April 11, 2024
Hilary O'Brien
With the quickening pace of the modern finance and accounting (F&A) landscape, the mandate often seems to be "faster, faster, faster." One area where this feeling is prominent is the in the accounting cycle’s financial close. F&A teams often feel intense pressure to complete the close and create financial statements quickly, sometimes at the expense of accuracy.
Focusing on this need for speed—but with the critical requirement for accuracy—business leaders are increasingly choosing automation tools as the best way to achieve both.
However, in the rush to streamline processes and boost productivity, a crucial aspect often gets overlooked: the importance of a thoughtful, strategic approach to automation.
While the allure of automating tasks and integrating the latest technology into F&A workflows is undeniable, simply layering automation onto a broken process can be disastrous for any transformation initiative.
When a company invests in automation tools to expedite its financial close process and financial report creation, the expectation is that it will lead to less manual work, reduced errors, and improved overall efficiency. What often goes unrecognized is that automation is not a magic wand for all operational woes. Without addressing underlying process issues or developing a comprehensive plan for using the new tool and resulting staff capacity, the outcome may not match the company’s goals for transformation.
The truth is: successful change requires more than just technological upgrades. It demands a holistic approach that encompasses process optimization, cultural alignment, and strategic planning. It’s important to put in the time up front to ensure long-term success in finance automation and transformation journeys.
Automating finance processes without first understanding the intricacies of each step and considering the broader implications can lead to chaos.
The way a company integrates changes into existing workflows and then automates them can make or break their effectiveness.
For example, automating journal entries without addressing underlying issues such as inconsistent data entry or unclear approval hierarchies may result in inaccurate financial records and manual rework—the very things you were likely trying to eliminate in the first place!

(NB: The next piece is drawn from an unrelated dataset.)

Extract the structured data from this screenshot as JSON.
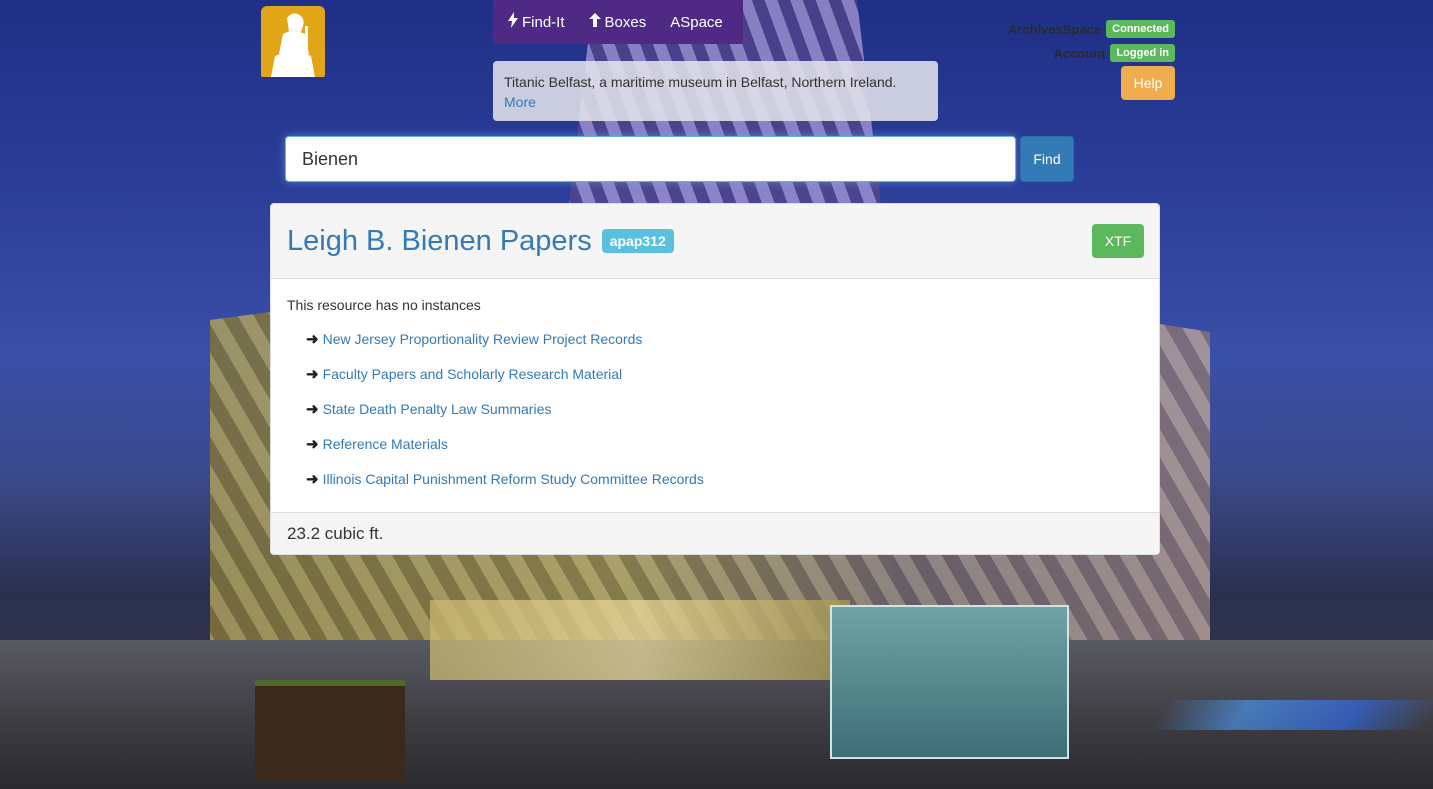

A strategic approach that prioritizes process optimization, stakeholder engagement, and change management before automation is essential to ensure that efforts yield meaningful improvements while mitigating risks and enhancing compliance.
Business leaders are looking to predictive analytics and intelligent forecasting for various reasons, including better decision-making, risk management, enhanced planning and budgeting, and improved competitive advantage.
However, advanced analytics and forecasting depend on the completeness and accuracy of your foundational accounting data. Actuals serve as the starting point for all subsequent financial operations activities, acting as the basis and input for critical decision-making processes. Downstream financial activities such as budgeting, forecasting, and strategic planning rely heavily on the accuracy and integrity of actual financial data.
Back to a concept we discussed earlier: if you’ve simply automated incomplete or disparate processes, you’re not working from reliable actuals and other foundational financial data. Without the solid groundwork of accurate actuals, even the most sophisticated forecasting models or predictive analytics will produce flawed outputs, leading to misguided decisions and missed opportunities.
Organizations must prioritize the establishment of robust processes and controls to ensure the integrity of their actuals, recognizing them as the cornerstones of sound financial management. Only then can teams and leaders realize the full benefits of advanced tools and technologies to drive meaningful insights and sustainable growth.
Here are 5 practical steps to get started:
1) Set your digital finance transformation goals. The best place to start is mapping out all upstream and downstream activities in your financial close operations and understanding how they contribute to your business's overall strategy. It may seem arduous, but it’s vital groundwork that ensures your technology solutions are aligned with your immediate and long-term goals.
2) Focus on mission-critical accuracy. Be very strategic about the moves you're making to maximize impact and minimize disruption. A good place to start? Journal entries and reconciliations.
3) Entrench a data quality culture within your team. Get your staff on board with how and why technology is aligned with bigger strategic goals. The goal is not simply to automate a single reconciliation or journal entry workflow.
4) Reallocate time to strategic initiatives. Review your overall strategic goals and identify the best ways to reallocate your team’s time so everyone is aligned with your organization's key objectives.
5) Rinse and repeat. Get some wins under your belt and then replicate them! It’s all about a series of controlled, strategic moves towards your overall organizational goals.
If you’re sacrificing accuracy and reliable actuals for speed, then it’s true—a quick close is not always better. However, forward-looking companies will put in the work upfront to create plans to achieve goals, map out and fix broken processes, strategically automate critical practices, and reallocate time.
A quick and accurate financial close provides opportunities for leaders to analyze the financials sooner, free up more time for F&A teams to address other organizational goals, save time and money, and improve compliance, among many other benefits.